Create test cases for invalid and unexpected conditions, as well as valid ones.

Never create a throwaway test case, unless the program is also a throwaway. You’ve already created it. Save it for later or it will be lost. Don’t lose that time investment.

“The probability of the existence of more errors in a section of a program is proportional to the number of errors already found in that section.” This is counterintuitive. We often think, “Oh, I’ve already tested there so there won’t be more errors there.”

To summarize -

  • Our testing intent should be to find errors.
  • A good test case has a high probability of detecting undiscovered errors.
  • A successful test case detects undiscovered errors.

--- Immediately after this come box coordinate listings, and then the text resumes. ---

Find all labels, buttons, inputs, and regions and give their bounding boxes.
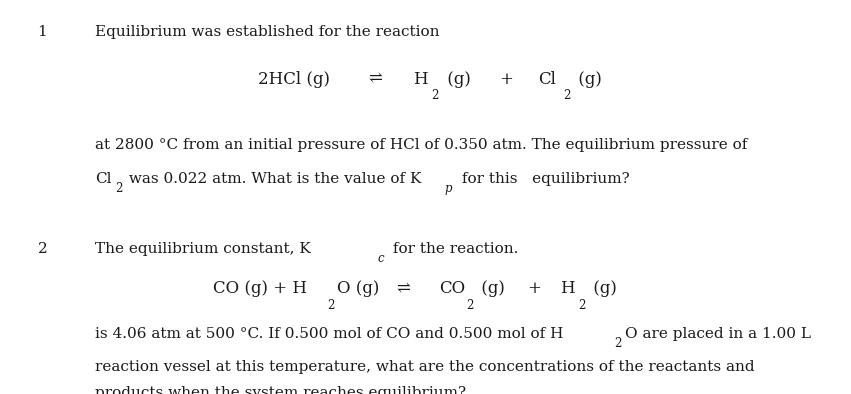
Text: Equilibrium was established for the reaction: Equilibrium was established for the reac… — [94, 25, 439, 39]
Text: CO: CO — [439, 281, 465, 297]
Text: p: p — [444, 182, 452, 195]
Text: at 2800 °C from an initial pressure of HCl of 0.350 atm. The equilibrium pressur: at 2800 °C from an initial pressure of H… — [94, 138, 747, 152]
Text: is 4.06 atm at 500 °C. If 0.500 mol of CO and 0.500 mol of H: is 4.06 atm at 500 °C. If 0.500 mol of C… — [94, 327, 563, 342]
Text: The equilibrium constant, K: The equilibrium constant, K — [94, 242, 311, 256]
Text: 2: 2 — [328, 299, 334, 312]
Text: O are placed in a 1.00 L: O are placed in a 1.00 L — [625, 327, 811, 342]
Text: for the reaction.: for the reaction. — [388, 242, 518, 256]
Text: CO (g) + H: CO (g) + H — [213, 281, 307, 297]
Text: 2: 2 — [563, 89, 570, 102]
Text: H: H — [414, 71, 428, 87]
Text: 2: 2 — [431, 89, 438, 102]
Text: was 0.022 atm. What is the value of K: was 0.022 atm. What is the value of K — [124, 173, 421, 186]
Text: (g): (g) — [442, 71, 471, 87]
Text: 2HCl (g): 2HCl (g) — [258, 71, 330, 87]
Text: (g): (g) — [477, 281, 505, 297]
Text: +: + — [528, 281, 541, 297]
Text: 1: 1 — [37, 25, 47, 39]
Text: 2: 2 — [37, 242, 47, 256]
Text: 2: 2 — [466, 299, 474, 312]
Text: ⇌: ⇌ — [397, 281, 411, 297]
Text: Cl: Cl — [94, 173, 111, 186]
Text: for this   equilibrium?: for this equilibrium? — [456, 173, 629, 186]
Text: O (g): O (g) — [337, 281, 380, 297]
Text: 2: 2 — [614, 337, 621, 350]
Text: products when the system reaches equilibrium?: products when the system reaches equilib… — [94, 386, 465, 394]
Text: H: H — [560, 281, 575, 297]
Text: (g): (g) — [588, 281, 617, 297]
Text: 2: 2 — [115, 182, 123, 195]
Text: 2: 2 — [579, 299, 585, 312]
Text: c: c — [377, 252, 384, 265]
Text: Cl: Cl — [538, 71, 556, 87]
Text: ⇌: ⇌ — [368, 71, 382, 87]
Text: +: + — [499, 71, 513, 87]
Text: reaction vessel at this temperature, what are the concentrations of the reactant: reaction vessel at this temperature, wha… — [94, 361, 754, 374]
Text: (g): (g) — [573, 71, 602, 87]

A Program Inspection happens with 4 people, the author and 3 other experienced programmers. On of these 3 should be a moderator who helps keep ego out of the equation. Don’t publish the results anywhere. Be gentle. The author narrates the program statement by statement, out loud. This alone uncovers bugs. Program is analyzed with regard to a checklist that has these main sections.

  • Data-Reference errors
  • Data-Declaration errors
  • Computation errors
  • Comparison errors
  • Control-Flow errors
  • Interface errors
  • Input/Output errors

A Program Walkthrough happens with a group of people and some simple test cases. The group walks through the program execution. It will be far slower than a machine execution so you can only do a little bit here.

Desk Checking involves people separately checking code on their own. It is not as effective as these other approaches because there is less collaboration and accountability. Being in the moment together, encourages us to find bugs and “show off.”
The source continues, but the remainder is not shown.